Apa yang tidak bisa dilakukan China? Jepang yang selama ini hanya mengeluarkan tetes demi tetes teknologi otomotif, akan dibombardir dengan teknologi otomotif China yang sangat fleksibel. Istilahnya 'Palu Gada'. Apa yang lo mau, gua ada! 

Jepang bermain disegmen mobil murah, kenapa China tidak? Jepang bergeser pada mobil berteknologi tinggi dan berharga mahal, China pun sanggup melakukannya. Hanya tinggal waktu yang membuktikan sejauh mana China bisa mengejar level kepercayaan masyarakat terhadap produk Jepang untuk setara dengan produk China.

Karenanya, yang tidak bisa memberikan 'upeti' segudang untuk pemerintah, silakan menyingkir, pasar Indonesia terlalu besar untuk uang recehan. Investasi! Bangun pabrik! karena rakyat butuh lapangan pekerjaan agar tidak melulu demonstrasi tanpa kejelasan. 

Mau itu produk China, mau itu produk Amerika, bahkan produk Jepang sekalipun kalau hanya memberikan upeti recehan pada pemerintah, silakan menyingkir. 

Tak heran pemerintah kerap berkomentar "Ford harusnya bersedih hengkang dari Indonesia," atau "Ford hengkang karena tak punya pabrik," Sementara banyak merek lain yang tetap eksis meski tanpa pabrik, tapi mau sampai kapan? Hanya tinggal menunggu waktu.


Sekedar menjual mobil dibandingkan dengan memproduksi mobil, tentu upeti yang didapatkan pemerintah akan jauh lebih besar bagi siapa saja yang berinvestasi. Itu kenapa Wuling sampai begitu ambisius untuk memproduksi ratusan ribu unit mobil di Indonesia. 

Padahal, kepercayaan masyarakat yang minim terhadap produk China--apalagi untuk sebuah mobil, membuat kita bisa menebak, seberapa banyak sih Wuling bisa jualan untuk masyarakat Indonesia?

Tapi China begitu jeli melihat skema perdagangan global. Bertepatan dengan dibukanya kebijakan MEA, saat itu pula China membuka pabrik di Indonesia.
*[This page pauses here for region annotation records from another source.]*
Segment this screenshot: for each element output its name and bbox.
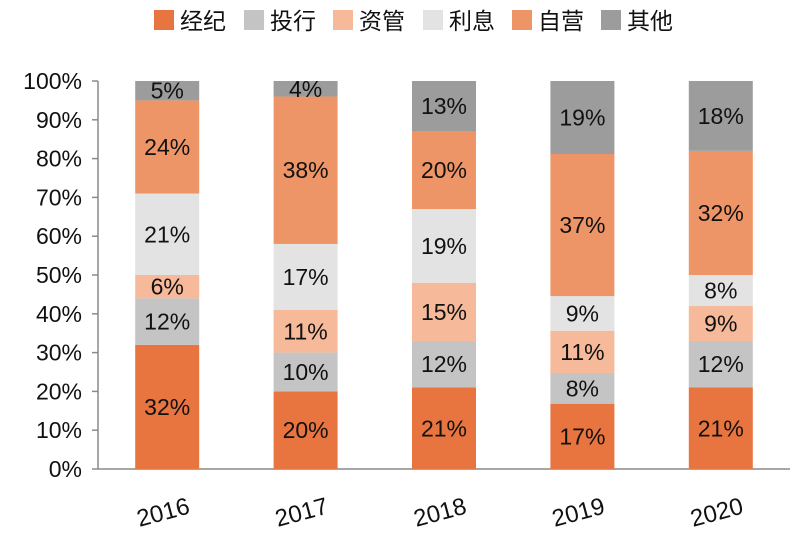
bar-value-label: 37%	[559, 212, 605, 238]
bars: 32% 12% 6% 21% 24% 5% 20% 10% 11% 17% 38% 4% 21% 12% 1…	[135, 76, 753, 469]
bar-segment	[688, 387, 753, 469]
bar-segment	[135, 275, 200, 299]
bar-value-label: 38%	[283, 157, 329, 183]
bar-stack-2020: 21% 12% 9% 8% 32% 18%	[688, 81, 753, 469]
bar-value-label: 17%	[559, 423, 605, 449]
y-tick-label: 0%	[49, 456, 82, 482]
legend-swatch-0	[154, 10, 174, 30]
legend-label-5: 其他	[627, 9, 673, 35]
legend-label-4: 自营	[538, 9, 584, 35]
bar-segment	[550, 296, 615, 331]
bar-value-label: 21%	[144, 221, 190, 247]
bar-segment	[412, 209, 476, 283]
bar-segment	[273, 81, 338, 97]
bar-stack-2019: 17% 8% 11% 9% 37% 19%	[550, 81, 615, 469]
bar-value-label: 12%	[698, 351, 744, 377]
y-tick-label: 40%	[36, 301, 82, 327]
bar-segment	[412, 131, 476, 210]
bar-value-label: 19%	[559, 104, 605, 130]
y-tick-label: 80%	[36, 146, 82, 172]
bar-segment	[273, 391, 338, 469]
bar-value-label: 12%	[144, 309, 190, 335]
x-tick-label: 2020	[688, 493, 747, 533]
legend-swatch-1	[244, 10, 264, 30]
bar-value-label: 24%	[144, 134, 190, 160]
y-tick-label: 50%	[36, 262, 82, 288]
bar-value-label: 8%	[704, 278, 737, 304]
bar-segment	[412, 282, 476, 341]
bar-value-label: 11%	[560, 339, 604, 365]
bar-segment	[135, 298, 200, 345]
x-tick-label: 2017	[272, 493, 331, 533]
bar-value-label: 8%	[566, 375, 599, 401]
bar-segment	[273, 309, 338, 353]
bar-segment	[135, 193, 200, 275]
bar-value-label: 32%	[698, 200, 744, 226]
y-tick-label: 30%	[36, 340, 82, 366]
bar-segment	[135, 100, 200, 194]
bar-value-label: 5%	[151, 78, 184, 104]
legend-swatch-3	[423, 10, 443, 30]
x-axis: 2016 2017 2018 2019 2020	[98, 468, 790, 533]
bar-segment	[688, 340, 753, 388]
bar-segment	[550, 81, 615, 154]
bar-segment	[688, 275, 753, 307]
bar-segment	[412, 387, 476, 469]
legend-label-3: 利息	[449, 9, 495, 35]
bar-value-label: 17%	[283, 264, 329, 290]
bar-segment	[412, 81, 476, 132]
x-tick-label: 2019	[549, 493, 608, 533]
x-tick-label: 2016	[134, 493, 193, 533]
bar-value-label: 21%	[698, 415, 744, 441]
bar-segment	[688, 81, 753, 151]
legend-swatch-2	[333, 10, 353, 30]
legend-label-1: 投行	[270, 9, 316, 35]
legend-swatch-4	[512, 10, 532, 30]
legend-label-0: 经纪	[180, 9, 226, 35]
bar-segment	[273, 352, 338, 392]
bar-segment	[550, 330, 615, 373]
y-tick-label: 10%	[36, 417, 82, 443]
bar-segment	[688, 306, 753, 341]
bar-stack-2018: 21% 12% 15% 19% 20% 13%	[412, 81, 476, 469]
bar-value-label: 19%	[421, 233, 467, 259]
bar-stack-2016: 32% 12% 6% 21% 24% 5%	[135, 78, 200, 469]
bar-segment	[273, 96, 338, 244]
y-axis: 0% 10% 20% 30% 40% 50% 60% 70% 80% 90% 100%	[23, 68, 99, 482]
y-tick-label: 90%	[36, 107, 82, 133]
legend-swatch-5	[601, 10, 621, 30]
bar-segment	[550, 372, 615, 404]
bar-value-label: 20%	[421, 157, 467, 183]
bar-value-label: 9%	[566, 300, 599, 326]
bar-segment	[412, 340, 476, 388]
bar-value-label: 15%	[421, 299, 467, 325]
bar-value-label: 11%	[283, 318, 327, 344]
bar-value-label: 10%	[283, 359, 329, 385]
bar-value-label: 4%	[289, 76, 322, 102]
bar-value-label: 12%	[421, 351, 467, 377]
bar-value-label: 20%	[283, 417, 329, 443]
bar-value-label: 9%	[704, 311, 737, 337]
bar-segment	[550, 403, 615, 469]
legend: 经纪 投行 资管 利息 自营 其他	[154, 9, 673, 35]
legend-label-2: 资管	[359, 9, 405, 35]
bar-segment	[688, 150, 753, 275]
bar-segment	[135, 344, 200, 469]
y-tick-label: 20%	[36, 378, 82, 404]
bar-value-label: 13%	[421, 93, 467, 119]
bar-segment	[135, 81, 200, 101]
y-tick-label: 70%	[36, 184, 82, 210]
y-tick-label: 100%	[23, 68, 82, 94]
bar-value-label: 21%	[421, 415, 467, 441]
bar-value-label: 32%	[144, 394, 190, 420]
bar-value-label: 18%	[698, 103, 744, 129]
bar-segment	[273, 243, 338, 310]
bar-segment	[550, 153, 615, 297]
y-tick-label: 60%	[36, 223, 82, 249]
bar-stack-2017: 20% 10% 11% 17% 38% 4%	[273, 76, 338, 469]
bar-value-label: 6%	[151, 274, 184, 300]
x-tick-label: 2018	[411, 493, 470, 533]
Skema sederhananya seperti ini, kalaupun nantinya produk mereka tidak laku di Indonesia, ratusan ribu unit mobil tersebut bisa dibuang ke negara sesama MEA--kawasan ASEAN. 

Tak heran Wuling lebih bernyali dibanding Ford untuk mengucurkan banyak upeti bagi pemerintah. Tak heran juga, kenapa Ford pergi dan Wuling datang. Tak beda pesannya dengan proyek kereta cepat yang digarap China, bukan Jepang yang merupakan anggota TPP.
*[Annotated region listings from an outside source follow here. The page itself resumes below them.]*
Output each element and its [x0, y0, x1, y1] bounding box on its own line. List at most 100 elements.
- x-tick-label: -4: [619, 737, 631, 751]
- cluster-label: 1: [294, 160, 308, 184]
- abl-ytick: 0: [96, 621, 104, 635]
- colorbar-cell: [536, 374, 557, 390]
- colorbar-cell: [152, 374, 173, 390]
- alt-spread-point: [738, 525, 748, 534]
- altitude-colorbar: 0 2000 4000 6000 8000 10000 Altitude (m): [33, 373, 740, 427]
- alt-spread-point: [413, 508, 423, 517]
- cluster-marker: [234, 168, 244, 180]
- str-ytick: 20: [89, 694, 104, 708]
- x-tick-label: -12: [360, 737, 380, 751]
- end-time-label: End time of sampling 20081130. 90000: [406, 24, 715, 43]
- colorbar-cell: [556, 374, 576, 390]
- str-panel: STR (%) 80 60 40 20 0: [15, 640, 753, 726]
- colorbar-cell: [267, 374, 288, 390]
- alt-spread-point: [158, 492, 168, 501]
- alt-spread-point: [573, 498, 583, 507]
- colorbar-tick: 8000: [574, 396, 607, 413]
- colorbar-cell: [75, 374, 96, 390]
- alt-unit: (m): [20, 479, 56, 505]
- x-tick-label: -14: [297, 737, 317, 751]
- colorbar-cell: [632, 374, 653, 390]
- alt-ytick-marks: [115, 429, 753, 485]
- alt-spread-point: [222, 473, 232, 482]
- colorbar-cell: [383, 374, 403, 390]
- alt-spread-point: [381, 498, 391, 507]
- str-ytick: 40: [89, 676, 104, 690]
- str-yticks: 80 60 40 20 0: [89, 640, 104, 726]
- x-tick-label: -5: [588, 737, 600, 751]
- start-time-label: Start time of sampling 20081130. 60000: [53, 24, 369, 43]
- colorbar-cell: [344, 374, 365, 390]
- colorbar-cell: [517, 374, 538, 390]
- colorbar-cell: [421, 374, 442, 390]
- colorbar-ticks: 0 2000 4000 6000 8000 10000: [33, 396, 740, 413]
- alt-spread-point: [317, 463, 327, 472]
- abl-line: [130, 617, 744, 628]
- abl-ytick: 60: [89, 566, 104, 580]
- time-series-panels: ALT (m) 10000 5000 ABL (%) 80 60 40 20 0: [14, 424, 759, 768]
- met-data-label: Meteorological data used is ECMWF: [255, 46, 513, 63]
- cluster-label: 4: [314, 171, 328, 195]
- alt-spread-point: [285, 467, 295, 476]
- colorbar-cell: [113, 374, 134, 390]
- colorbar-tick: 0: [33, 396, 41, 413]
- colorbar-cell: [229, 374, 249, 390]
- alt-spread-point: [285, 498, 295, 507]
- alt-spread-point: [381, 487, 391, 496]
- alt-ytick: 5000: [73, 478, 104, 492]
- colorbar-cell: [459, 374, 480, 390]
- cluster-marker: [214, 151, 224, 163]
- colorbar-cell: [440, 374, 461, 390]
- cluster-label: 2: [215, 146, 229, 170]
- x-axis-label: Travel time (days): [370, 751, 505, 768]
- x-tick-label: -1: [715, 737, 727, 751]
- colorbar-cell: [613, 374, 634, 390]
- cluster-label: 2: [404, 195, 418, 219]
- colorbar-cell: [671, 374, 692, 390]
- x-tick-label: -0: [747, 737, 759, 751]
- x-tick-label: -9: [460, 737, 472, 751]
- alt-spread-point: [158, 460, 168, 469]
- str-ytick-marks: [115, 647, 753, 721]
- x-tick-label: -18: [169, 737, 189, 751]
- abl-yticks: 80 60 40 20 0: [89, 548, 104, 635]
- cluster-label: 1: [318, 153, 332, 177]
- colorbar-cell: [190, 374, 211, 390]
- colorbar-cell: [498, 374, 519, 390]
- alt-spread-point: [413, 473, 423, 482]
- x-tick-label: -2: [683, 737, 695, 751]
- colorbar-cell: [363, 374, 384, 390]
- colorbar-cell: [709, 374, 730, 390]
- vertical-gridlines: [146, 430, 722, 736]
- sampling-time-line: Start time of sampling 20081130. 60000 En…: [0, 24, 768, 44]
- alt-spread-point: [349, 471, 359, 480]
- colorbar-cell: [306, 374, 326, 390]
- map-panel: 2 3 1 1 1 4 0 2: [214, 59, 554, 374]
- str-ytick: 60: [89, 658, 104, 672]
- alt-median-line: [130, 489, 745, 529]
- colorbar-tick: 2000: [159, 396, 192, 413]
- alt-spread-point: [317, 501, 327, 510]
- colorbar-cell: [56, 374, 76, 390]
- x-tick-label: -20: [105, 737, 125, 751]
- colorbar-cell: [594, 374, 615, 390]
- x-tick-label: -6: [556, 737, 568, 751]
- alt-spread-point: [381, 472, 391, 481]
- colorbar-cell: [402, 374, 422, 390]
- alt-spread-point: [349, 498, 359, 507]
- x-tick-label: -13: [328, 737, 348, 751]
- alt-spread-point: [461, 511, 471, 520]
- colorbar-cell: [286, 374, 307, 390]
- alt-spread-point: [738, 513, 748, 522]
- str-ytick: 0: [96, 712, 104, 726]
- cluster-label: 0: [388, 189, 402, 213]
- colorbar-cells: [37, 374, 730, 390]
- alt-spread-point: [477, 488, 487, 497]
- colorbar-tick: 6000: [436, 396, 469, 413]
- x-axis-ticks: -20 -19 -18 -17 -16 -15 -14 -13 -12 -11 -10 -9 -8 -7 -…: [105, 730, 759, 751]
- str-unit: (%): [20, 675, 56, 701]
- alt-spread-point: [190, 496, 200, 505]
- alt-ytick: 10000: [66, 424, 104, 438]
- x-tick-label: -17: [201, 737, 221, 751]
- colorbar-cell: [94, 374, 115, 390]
Untuk saat ini, mungkin Jepang masih bisa menutup mata dengan pergerakan otomotif China di Indonesia. Tapi dua tiga tahun kedepan, bahkan bisa saja tak lebih dari lima tahun, nasib produsen Jepang tak beda dengan Amerika saat ini di Indonesia. Sekali lagi, itu kalau Jepang hanya mau berdagang, tidak berkarya, berinovasi dan kompetitif.